I wrote something (something or other) here today that dealt with the Brown sudden release of Dimitri Patterson.
Now, it’s not like the Brown released Mike Haynes, but when a nickel back is released with two games left for no apparent reason, it’s odd.
Patterson was a serviceable player the Browns fought to retain last offseason when he got to free agency. To the point that they gave him a three-year, $16 million contract in the offseason, with $6 million guaranteed. Clearly Heckert liked this guy he brought in from Philadelphia.
Then they cut him.
Patterson did nothing wrong, had no awful play, no blown coverage, no off-the-field incident. All he did was take part in a losing effort against Washington. If that were criteria for being released, the Browns would have seven players left.
Patterson was claimed outright by Miami, which picked up his contract. The Miami Herald described Patterson as “apoplectic” when discussing his release.
He said folks would have to ask Pat Shurmur why he was let go, and added: “I don’t think [anyone] is happy when something like that happens, unless it’s a real, real bad situation.”
Shurmur’s approach was to say he wouldn’t talk about it.
Which speaks loudly by itself.
There were whispers that Patterson had gotten a bit of a big head after signing his deal, and grumblings that he should have returned faster from a sprained ankle that sidelined him seven games.
But if either concern were “real bad,” Patterson would have been let go long ago.
To have it happen this suddenly and for no apparent reason hints at a bigger things going on in the Browns front office.
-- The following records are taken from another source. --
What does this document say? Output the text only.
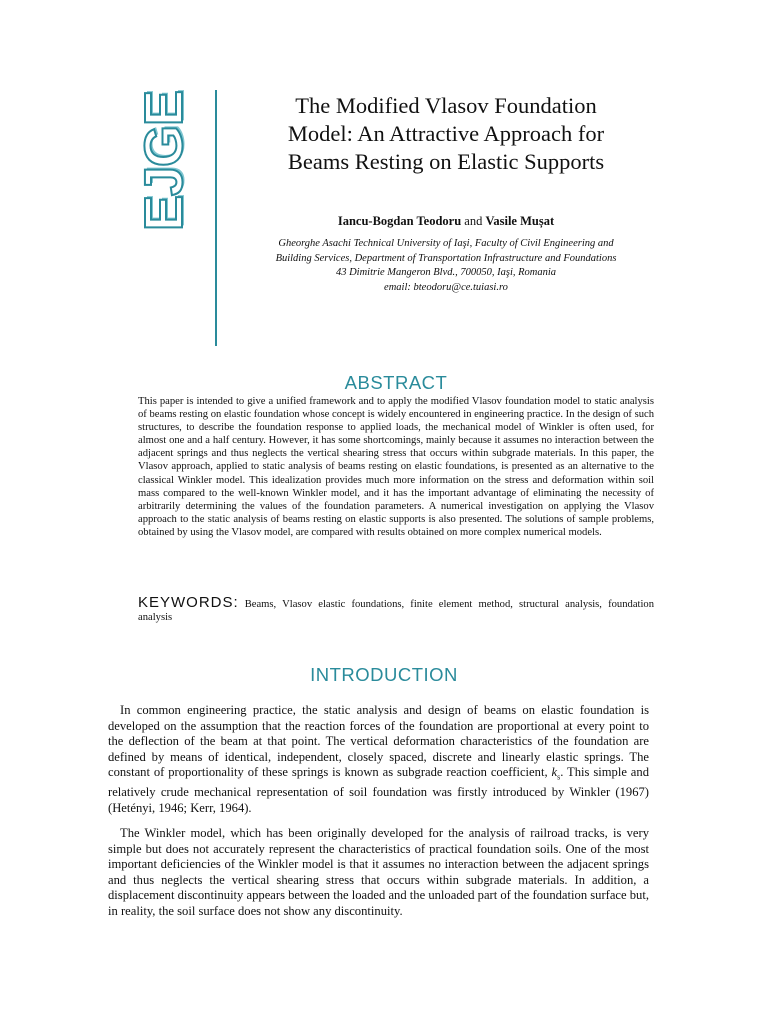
EJGE	The Modified Vlasov Foundation
Model: An Attractive Approach for
Beams Resting on Elastic Supports
Iancu-Bogdan Teodoru and Vasile Mușat
Gheorghe Asachi Technical University of Iaşi, Faculty of Civil Engineering and
Building Services, Department of Transportation Infrastructure and Foundations
43 Dimitrie Mangeron Blvd., 700050, Iaşi, Romania
email: bteodoru@ce.tuiasi.ro
ABSTRACT

This paper is intended to give a unified framework and to apply the modified Vlasov foundation model to static analysis of beams resting on elastic foundation whose concept is widely encountered in engineering practice. In the design of such structures, to describe the foundation response to applied loads, the mechanical model of Winkler is often used, for almost one and a half century. However, it has some shortcomings, mainly because it assumes no interaction between the adjacent springs and thus neglects the vertical shearing stress that occurs within subgrade materials. In this paper, the Vlasov approach, applied to static analysis of beams resting on elastic foundations, is presented as an alternative to the classical Winkler model. This idealization provides much more information on the stress and deformation within soil mass compared to the well-known Winkler model, and it has the important advantage of eliminating the necessity of arbitrarily determining the values of the foundation parameters. A numerical investigation on applying the Vlasov approach to the static analysis of beams resting on elastic supports is also presented. The solutions of sample problems, obtained by using the Vlasov model, are compared with results obtained on more complex numerical models.

KEYWORDS: Beams, Vlasov elastic foundations, finite element method, structural analysis, foundation analysis

INTRODUCTION

In common engineering practice, the static analysis and design of beams on elastic foundation is developed on the assumption that the reaction forces of the foundation are proportional at every point to the deflection of the beam at that point. The vertical deformation characteristics of the foundation are defined by means of identical, independent, closely spaced, discrete and linearly elastic springs. The constant of proportionality of these springs is known as subgrade reaction coefficient, $k_s$. This simple and relatively crude mechanical representation of soil foundation was firstly introduced by Winkler (1967) (Hetényi, 1946; Kerr, 1964).

The Winkler model, which has been originally developed for the analysis of railroad tracks, is very simple but does not accurately represent the characteristics of practical foundation soils. One of the most important deficiencies of the Winkler model is that it assumes no interaction between the adjacent springs and thus neglects the vertical shearing stress that occurs within subgrade materials. In addition, a displacement discontinuity appears between the loaded and the unloaded part of the foundation surface but, in reality, the soil surface does not show any discontinuity.
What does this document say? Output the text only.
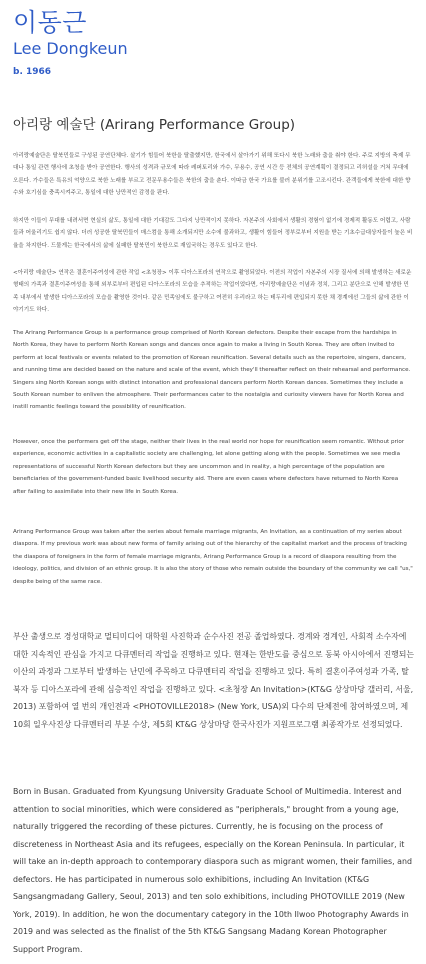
이동근
Lee Dongkeun
b. 1966
아리랑 예술단 (Arirang Performance Group)

아리랑예술단은 탈북민들로 구성된 공연단체다. 살기가 힘들어 북한을 탈출했지만, 한국에서 살아가기 위해 또다시 북한 노래와 춤을 춰야 한다. 주로 지방의 축제 무대나 통일 관련 행사에 초청을 받아 공연한다. 행사의 성격과 규모에 따라 레퍼토리와 가수, 무용수, 공연 시간 등 전체의 공연계획이 결정되고 리허설을 거쳐 무대에 오른다. 가수들은 특유의 억양으로 북한 노래를 부르고 전문무용수들은 북한의 춤을 춘다. 이따금 한국 가요를 불러 분위기를 고조시킨다. 관객들에게 북한에 대한 향수와 호기심을 충족시켜주고, 통일에 대한 낭만적인 감정을 판다.

하지만 이들이 무대를 내려서면 현실의 삶도, 통일에 대한 기대감도 그다지 낭만적이지 못하다. 자본주의 사회에서 생활의 경험이 없기에 경제적 활동도 어렵고, 사람들과 어울리기도 쉽지 않다. 더러 성공한 탈북민들이 매스컴을 통해 소개되지만 소수에 불과하고, 생활이 힘들어 정부로부터 지원을 받는 기초수급대상자들이 높은 비율을 차지한다. 드물게는 한국에서의 삶에 실패한 탈북민이 북한으로 재입국하는 경우도 있다고 한다.

<아리랑 예술단> 연작은 결혼이주여성에 관한 작업 <초청장> 이후 디아스포라의 연작으로 촬영되었다. 이전의 작업이 자본주의 시장 질서에 의해 발생하는 새로운 형태의 가족과 결혼이주여성을 통해 외부로부터 편입된 디아스포라의 모습을 추적하는 작업이었다면, 아리랑예술단은 이념과 정치, 그리고 분단으로 인해 발생한 민족 내부에서 발생한 디아스포라의 모습을 촬영한 것이다. 같은 민족임에도 불구하고 여전히 우리라고 하는 테두리에 편입되지 못한 채 경계에선 그들의 삶에 관한 이야기기도 하다.

The Arirang Performance Group is a performance group comprised of North Korean defectors. Despite their escape from the hardships in North Korea, they have to perform North Korean songs and dances once again to make a living in South Korea. They are often invited to perform at local festivals or events related to the promotion of Korean reunification. Several details such as the repertoire, singers, dancers, and running time are decided based on the nature and scale of the event, which they'll thereafter reflect on their rehearsal and performance. Singers sing North Korean songs with distinct intonation and professional dancers perform North Korean dances. Sometimes they include a South Korean number to enliven the atmosphere. Their performances cater to the nostalgia and curiosity viewers have for North Korea and instill romantic feelings toward the possibility of reunification.

However, once the performers get off the stage, neither their lives in the real world nor hope for reunification seem romantic. Without prior experience, economic activities in a capitalistic society are challenging, let alone getting along with the people. Sometimes we see media representations of successful North Korean defectors but they are uncommon and in reality, a high percentage of the population are beneficiaries of the government-funded basic livelihood security aid. There are even cases where defectors have returned to North Korea after failing to assimilate into their new life in South Korea.

Arirang Performance Group was taken after the series about female marriage migrants, An Invitation, as a continuation of my series about diaspora. If my previous work was about new forms of family arising out of the hierarchy of the capitalist market and the process of tracking the diaspora of foreigners in the form of female marriage migrants, Arirang Performance Group is a record of diaspora resulting from the ideology, politics, and division of an ethnic group. It is also the story of those who remain outside the boundary of the community we call "us," despite being of the same race.

부산 출생으로 경성대학교 멀티미디어 대학원 사진학과 순수사진 전공 졸업하였다. 경계와 경계인, 사회적 소수자에 대한 지속적인 관심을 가지고 다큐멘터리 작업을 진행하고 있다. 현재는 한반도를 중심으로 동북 아시아에서 진행되는 이산의 과정과 그로부터 발생하는 난민에 주목하고 다큐멘터리 작업을 진행하고 있다. 특히 결혼이주여성과 가족, 탈북자 등 디아스포라에 관해 심층적인 작업을 진행하고 있다. <초청장 An Invitation>(KT&G 상상마당 갤러리, 서울, 2013) 포함하여 열 번의 개인전과 <PHOTOVILLE2018> (New York, USA)외 다수의 단체전에 참여하였으며, 제10회 일우사진상 다큐멘터리 부분 수상, 제5회 KT&G 상상마당 한국사진가 지원프로그램 최종작가로 선정되었다.

Born in Busan. Graduated from Kyungsung University Graduate School of Multimedia. Interest and attention to social minorities, which were considered as "peripherals," brought from a young age, naturally triggered the recording of these pictures. Currently, he is focusing on the process of discreteness in Northeast Asia and its refugees, especially on the Korean Peninsula. In particular, it will take an in-depth approach to contemporary diaspora such as migrant women, their families, and defectors. He has participated in numerous solo exhibitions, including An Invitation (KT&G Sangsangmadang Gallery, Seoul, 2013) and ten solo exhibitions, including PHOTOVILLE 2019 (New York, 2019). In addition, he won the documentary category in the 10th Ilwoo Photography Awards in 2019 and was selected as the finalist of the 5th KT&G Sangsang Madang Korean Photographer Support Program.
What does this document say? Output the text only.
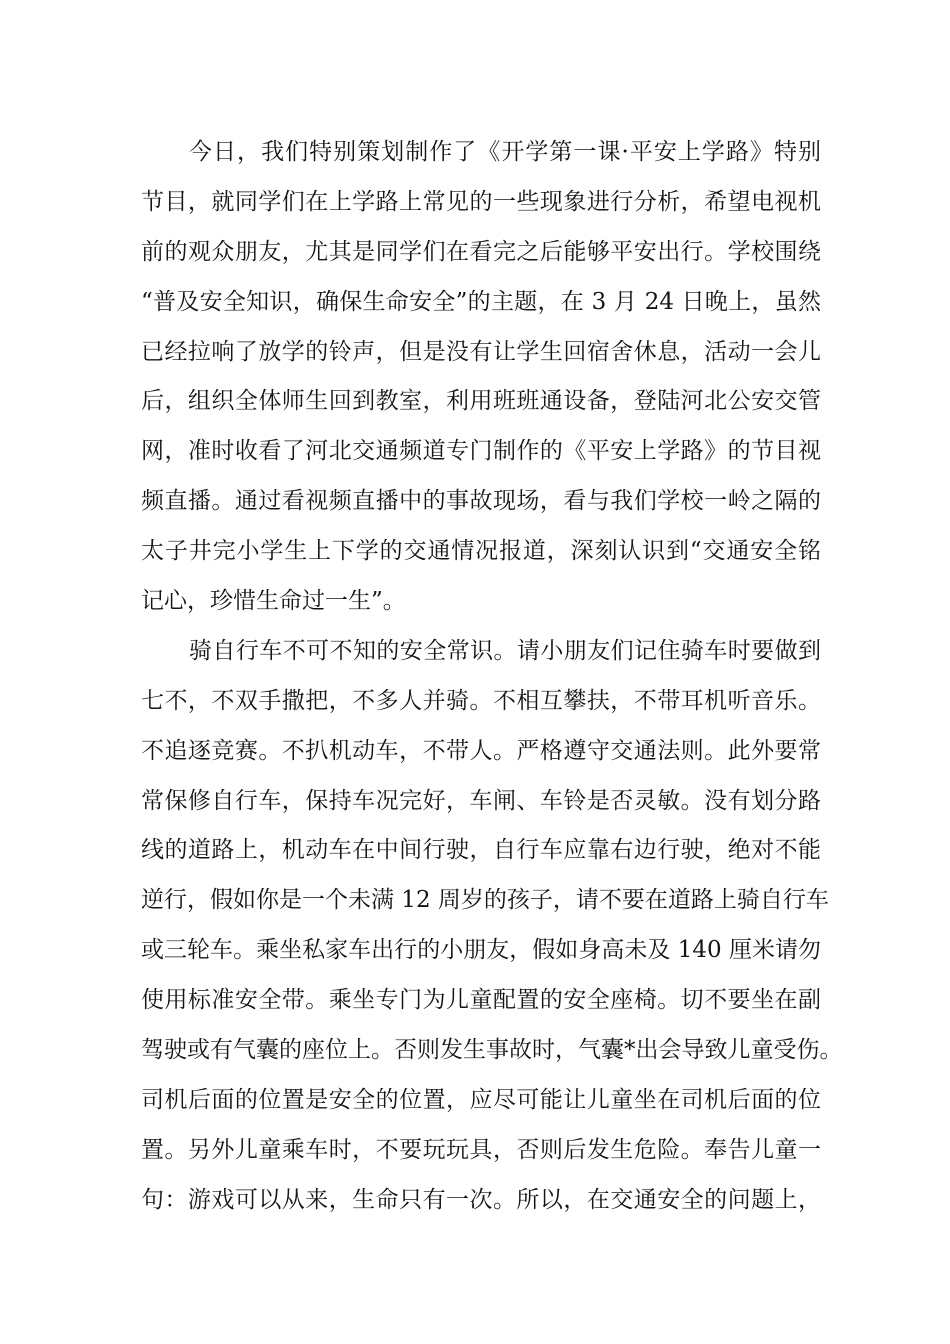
今日，我们特别策划制作了《开学第一课·平安上学路》特别
节目，就同学们在上学路上常见的一些现象进行分析，希望电视机
前的观众朋友，尤其是同学们在看完之后能够平安出行。学校围绕
“普及安全知识，确保生命安全”的主题，在 3 月 24 日晚上，虽然
已经拉响了放学的铃声，但是没有让学生回宿舍休息，活动一会儿
后，组织全体师生回到教室，利用班班通设备，登陆河北公安交管
网，准时收看了河北交通频道专门制作的《平安上学路》的节目视
频直播。通过看视频直播中的事故现场，看与我们学校一岭之隔的
太子井完小学生上下学的交通情况报道，深刻认识到“交通安全铭
记心，珍惜生命过一生”。
骑自行车不可不知的安全常识。请小朋友们记住骑车时要做到
七不，不双手撒把，不多人并骑。不相互攀扶，不带耳机听音乐。
不追逐竞赛。不扒机动车，不带人。严格遵守交通法则。此外要常
常保修自行车，保持车况完好，车闸、车铃是否灵敏。没有划分路
线的道路上，机动车在中间行驶，自行车应靠右边行驶，绝对不能
逆行，假如你是一个未满 12 周岁的孩子，请不要在道路上骑自行车
或三轮车。乘坐私家车出行的小朋友，假如身高未及 140 厘米请勿
使用标准安全带。乘坐专门为儿童配置的安全座椅。切不要坐在副
驾驶或有气囊的座位上。否则发生事故时，气囊*出会导致儿童受伤。
司机后面的位置是安全的位置，应尽可能让儿童坐在司机后面的位
置。另外儿童乘车时，不要玩玩具，否则后发生危险。奉告儿童一
句：游戏可以从来，生命只有一次。所以，在交通安全的问题上，
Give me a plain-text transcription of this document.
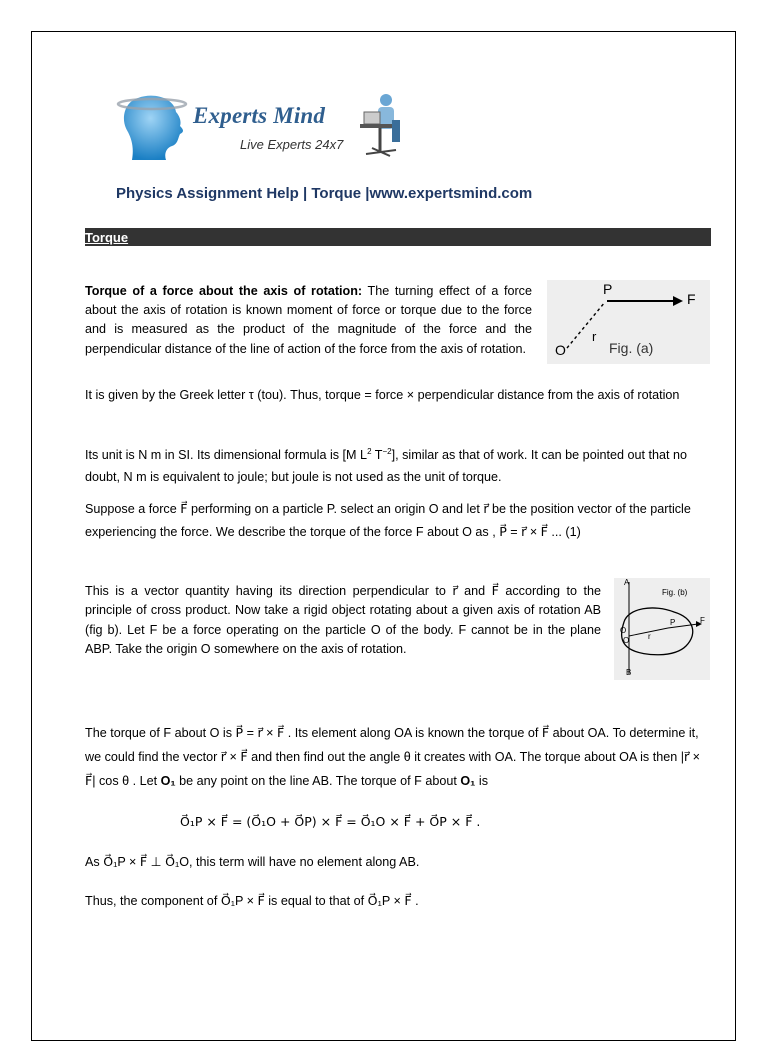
Experts Mind
Live Experts 24x7
Physics Assignment Help | Torque |www.expertsmind.com
Torque
Torque of a force about the axis of rotation: The turning effect of a force about the axis of rotation is known moment of force or torque due to the force and is measured as the product of the magnitude of the force and the perpendicular distance of the line of action of the force from the axis of rotation.
P
F
O
r
Fig. (a)
It is given by the Greek letter τ (tou). Thus, torque = force × perpendicular distance from the axis of rotation
Its unit is N m in SI. Its dimensional formula is [M $L^2$ $T^{-2}$], similar as that of work. It can be pointed out that no doubt, N m is equivalent to joule; but joule is not used as the unit of torque.
Suppose a force F⃗ performing on a particle P. select an origin O and let r⃗ be the position vector of the particle experiencing the force. We describe the torque of the force F about O as , P⃗ = r⃗ × F⃗ ... (1)
This is a vector quantity having its direction perpendicular to r⃗ and F⃗ according to the principle of cross product. Now take a rigid object rotating about a given axis of rotation AB (fig b). Let F be a force operating on the particle O of the body. F cannot be in the plane ABP. Take the origin O somewhere on the axis of rotation.
A
B
Fig. (b)
P	F
O
O r
The torque of F about O is P⃗ = r⃗ × F⃗ . Its element along OA is known the torque of F⃗ about OA. To determine it, we could find the vector r⃗ × F⃗ and then find out the angle θ it creates with OA. The torque about OA is then |r⃗ × F⃗| cos θ . Let O₁ be any point on the line AB. The torque of F about O₁ is
O⃗₁P × F⃗ = (O⃗₁O + O⃗P) × F⃗ = O⃗₁O × F⃗ + O⃗P × F⃗ .
As O⃗₁P × F⃗ ⊥ O⃗₁O, this term will have no element along AB.
Thus, the component of O⃗₁P × F⃗ is equal to that of O⃗₁P × F⃗ .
Because a GM who signed a player eight months ago usually doesn’t release him like this.
This seems to fit the MO of Joe Banner, who came aboard clearly wanting more say in personnel than he had in Philadelphia, where his reputation was that of a sound businessman who did his best work when he did not try to be a football guy.
In talking with Sheldon Brown about Banner — the two had their disagreements — he said that the Eagles had a lot of success while Banner was there and won a lot of games, so he couldn’t be that critical.
But he did say that a lot of guys left because of Banner’s hard-nosed style, and he said that Patterson’s release was a surprise.
He also said player pay attention to decisions and how they’re made, because it’s their profession.
The release of Ronnie Cameron and addition of Brad Smelley to the roster fits the MO as well; it too, came suddenly and for no apparent reason (Smelley was inactive last week and would be this week were it not for Jordan Cameron’s injury).
This way of operating may be all well and good — provided Banner makes the right decisions. But it sure hints at a sea change in the front office, and more rebuilding.
And it certainly seems to be making a statement about the future of Tom Heckert, a guy Brown said knows what he’s doing who has the team set up for success. (Brown said he and Banner talked after his trade to Cleveland, and he left with respect and on good terms with him as well).
Banner as CEO is entitled to make decisions he sees fit.
But the mix of Banner and Heckert does not seem to be blending.
Heckert wants final say over personnel, something he’s had since he joined the Browns and something he needed to leave Philadelphia.
Banner seems to be making moves that Heckert would not. Dare we say they may even be forced?
If this seems like a fit Heckert would like in the future, then a bunch of wailing banshees would sound good with the Irish tenors.
Whether Banner is forcing this issue, whether he just wants to be more involved in football or whether he’s structuring things so Heckert leaves and he can bring in a guy he has in mind, it just does not seem to be playing out well for Heckert to stay as the GM in Cleveland.